Running vs Jogging – Is it Better to Run or Jog? UPDATED 2021
Many people think running and jogging mean the same thing. Unfortunately, you would be incorrect if you believe that is the case. Running and jogging are defined by speed rather than movement. So, let us dive into the differences between running vs jogging and what differs between the two forms of exercise.
Running vs Jogging – How Does it Differ?
For many beginners running and jogging mean the same thing. But for the die-hard runners or enthusiasts, they both differ a lot.
The difference between running vs jogging mainly comes down to the speed of the person exercising. The phrase “jogging” is used when a runner is running slower than a 6-minute mile pace. Alternatively, anything faster than a 6-minute mile is generally classed as running.
However, most experienced runners use the phrase “jogging” when they warm up for a track session or before a harder workout.
That doesn’t mean you should class yourself as a jogger if you run slower than 6-minute miles. Generally, if you run consistently 3-4 times a week, you would class yourself as a runner and not a jogger. Alternatively, if you are a jogger, you would only be out “jogging” 1-2 times per week.
Regardless of whether you choose to jog or run, you must warm up correctly before any exercise. For some, this may mean warming up by walking the first 5 minutes of the run or running at a slower speed.
Either way, warming up before you start running or jogging faster will increase your heart rate and improve your circulation for the main part of the run. Then when it comes to the end of your run, end your workout with a 5 to 10 minute cool down. Again this can be done by either walking or jogging slowly.
What Speed is Running vs Jogging?
Since jogging is slower and much less intense than running. Jogging will naturally be slower. For most joggers, the speed will sit between 4 to 6 miles per hour. And for the runner, their speed would be faster than 6mph.

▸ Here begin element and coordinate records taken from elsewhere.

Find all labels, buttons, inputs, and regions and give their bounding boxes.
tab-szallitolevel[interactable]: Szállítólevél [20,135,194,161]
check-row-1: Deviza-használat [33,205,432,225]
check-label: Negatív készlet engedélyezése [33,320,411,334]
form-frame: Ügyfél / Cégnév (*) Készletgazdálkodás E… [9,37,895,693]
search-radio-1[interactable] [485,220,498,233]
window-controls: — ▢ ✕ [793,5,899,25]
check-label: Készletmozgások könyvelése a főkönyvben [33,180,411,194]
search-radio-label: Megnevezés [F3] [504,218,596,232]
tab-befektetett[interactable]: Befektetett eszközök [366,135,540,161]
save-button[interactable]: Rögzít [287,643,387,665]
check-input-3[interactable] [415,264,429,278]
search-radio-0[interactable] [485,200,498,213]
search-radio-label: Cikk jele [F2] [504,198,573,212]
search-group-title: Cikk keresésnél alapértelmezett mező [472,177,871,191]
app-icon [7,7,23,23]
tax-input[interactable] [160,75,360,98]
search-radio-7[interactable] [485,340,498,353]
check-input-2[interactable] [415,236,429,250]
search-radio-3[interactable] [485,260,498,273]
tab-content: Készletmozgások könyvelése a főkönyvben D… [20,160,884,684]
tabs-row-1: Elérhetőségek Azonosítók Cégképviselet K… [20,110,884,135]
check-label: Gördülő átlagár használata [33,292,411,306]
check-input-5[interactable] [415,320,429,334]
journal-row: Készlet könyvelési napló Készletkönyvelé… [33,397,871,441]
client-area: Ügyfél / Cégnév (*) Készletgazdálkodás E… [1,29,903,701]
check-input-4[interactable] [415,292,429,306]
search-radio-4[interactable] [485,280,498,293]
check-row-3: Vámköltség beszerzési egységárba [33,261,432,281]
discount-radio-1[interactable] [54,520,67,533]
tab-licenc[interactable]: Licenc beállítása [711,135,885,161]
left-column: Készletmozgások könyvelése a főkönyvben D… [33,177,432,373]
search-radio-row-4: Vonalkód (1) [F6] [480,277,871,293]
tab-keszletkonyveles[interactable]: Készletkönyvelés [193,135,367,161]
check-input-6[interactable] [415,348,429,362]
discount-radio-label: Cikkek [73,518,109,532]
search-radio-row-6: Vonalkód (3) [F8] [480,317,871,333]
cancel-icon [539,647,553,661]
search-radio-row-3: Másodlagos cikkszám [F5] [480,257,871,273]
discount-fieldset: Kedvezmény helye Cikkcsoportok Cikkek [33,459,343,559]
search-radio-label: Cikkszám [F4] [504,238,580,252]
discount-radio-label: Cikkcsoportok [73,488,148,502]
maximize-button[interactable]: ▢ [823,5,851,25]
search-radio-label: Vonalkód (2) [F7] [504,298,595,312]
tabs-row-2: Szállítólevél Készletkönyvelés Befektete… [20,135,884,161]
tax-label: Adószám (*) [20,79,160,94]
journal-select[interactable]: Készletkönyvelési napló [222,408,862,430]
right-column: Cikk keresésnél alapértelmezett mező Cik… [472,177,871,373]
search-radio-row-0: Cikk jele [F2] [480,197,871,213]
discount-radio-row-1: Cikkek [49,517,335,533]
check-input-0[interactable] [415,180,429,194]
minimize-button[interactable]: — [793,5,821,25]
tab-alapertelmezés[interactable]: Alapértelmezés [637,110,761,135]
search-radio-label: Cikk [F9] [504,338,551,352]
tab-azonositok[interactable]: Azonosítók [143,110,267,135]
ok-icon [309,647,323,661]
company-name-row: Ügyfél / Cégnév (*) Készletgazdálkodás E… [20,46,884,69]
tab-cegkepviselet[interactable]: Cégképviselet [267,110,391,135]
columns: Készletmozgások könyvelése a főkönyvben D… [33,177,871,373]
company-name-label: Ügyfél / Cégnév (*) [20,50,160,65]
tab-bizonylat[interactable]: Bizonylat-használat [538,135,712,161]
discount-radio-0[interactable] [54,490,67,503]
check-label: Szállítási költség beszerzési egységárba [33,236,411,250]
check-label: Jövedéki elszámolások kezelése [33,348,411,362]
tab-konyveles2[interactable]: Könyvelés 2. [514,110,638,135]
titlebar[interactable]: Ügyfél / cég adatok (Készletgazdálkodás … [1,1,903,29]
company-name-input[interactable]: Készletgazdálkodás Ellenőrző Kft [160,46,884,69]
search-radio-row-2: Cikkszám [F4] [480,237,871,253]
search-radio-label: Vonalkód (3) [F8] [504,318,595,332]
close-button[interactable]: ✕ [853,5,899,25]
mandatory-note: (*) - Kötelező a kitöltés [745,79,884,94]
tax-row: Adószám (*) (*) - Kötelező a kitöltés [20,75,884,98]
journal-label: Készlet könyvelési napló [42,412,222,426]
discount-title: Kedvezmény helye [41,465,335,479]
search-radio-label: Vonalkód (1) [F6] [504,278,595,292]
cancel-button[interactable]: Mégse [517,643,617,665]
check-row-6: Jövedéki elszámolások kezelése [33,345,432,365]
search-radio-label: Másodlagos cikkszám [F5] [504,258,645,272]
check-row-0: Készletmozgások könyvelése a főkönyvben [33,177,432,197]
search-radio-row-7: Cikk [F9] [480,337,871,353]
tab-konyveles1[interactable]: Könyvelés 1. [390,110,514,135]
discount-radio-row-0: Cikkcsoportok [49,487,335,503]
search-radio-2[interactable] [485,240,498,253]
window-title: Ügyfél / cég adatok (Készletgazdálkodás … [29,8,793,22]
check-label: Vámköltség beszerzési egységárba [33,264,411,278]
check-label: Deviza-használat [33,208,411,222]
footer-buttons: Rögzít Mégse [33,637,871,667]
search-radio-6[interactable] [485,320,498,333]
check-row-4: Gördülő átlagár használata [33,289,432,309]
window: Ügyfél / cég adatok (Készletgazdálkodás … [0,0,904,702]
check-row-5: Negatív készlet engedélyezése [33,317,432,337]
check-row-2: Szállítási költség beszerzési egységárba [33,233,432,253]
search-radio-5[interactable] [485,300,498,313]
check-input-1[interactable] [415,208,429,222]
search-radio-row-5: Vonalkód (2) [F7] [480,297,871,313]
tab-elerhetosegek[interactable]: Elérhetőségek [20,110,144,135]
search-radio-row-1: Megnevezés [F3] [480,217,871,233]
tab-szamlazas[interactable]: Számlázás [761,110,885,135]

However, this is just a general term in the running community and shouldn’t be set in stone. Ultimately you are the one that classes yourself as a runner or jogger based on the speed you run.
Is it Better to Run or Jog?
Knowing when to run or jog depends on a variety of factors. Generally speaking, if you are an experienced runner, you are better to jog during the beginning of a workout or long run. This allows the body to warm up correctly before the meat and bones of the session.
Alternatively, if you are a hobby runner (jogger) most of your runs should be jogging rather than running. Keeping a slow speed will keep the enjoyment of running and help increase the utilization of fat during the runs.
Does it Really Matter?
Some people believe that joggers are casual runners and they only run occasionally. These types of people are generally in it for health reasons and don’t follow a training schedule and don’t compete in races.
But does this really matter if you are not competing or following a training schedule? Of course not.
But for some runners, they get easily offended if you class them as a jogger. The casual nature of the word often comes across as someone who leisurely jogs once in a while. However, to them, running is more competitive and their goal is to get better.
Either way, whether you are running or jogging, you should be enjoying every moment of it, rather than getting caught up in the running vs jogging debate.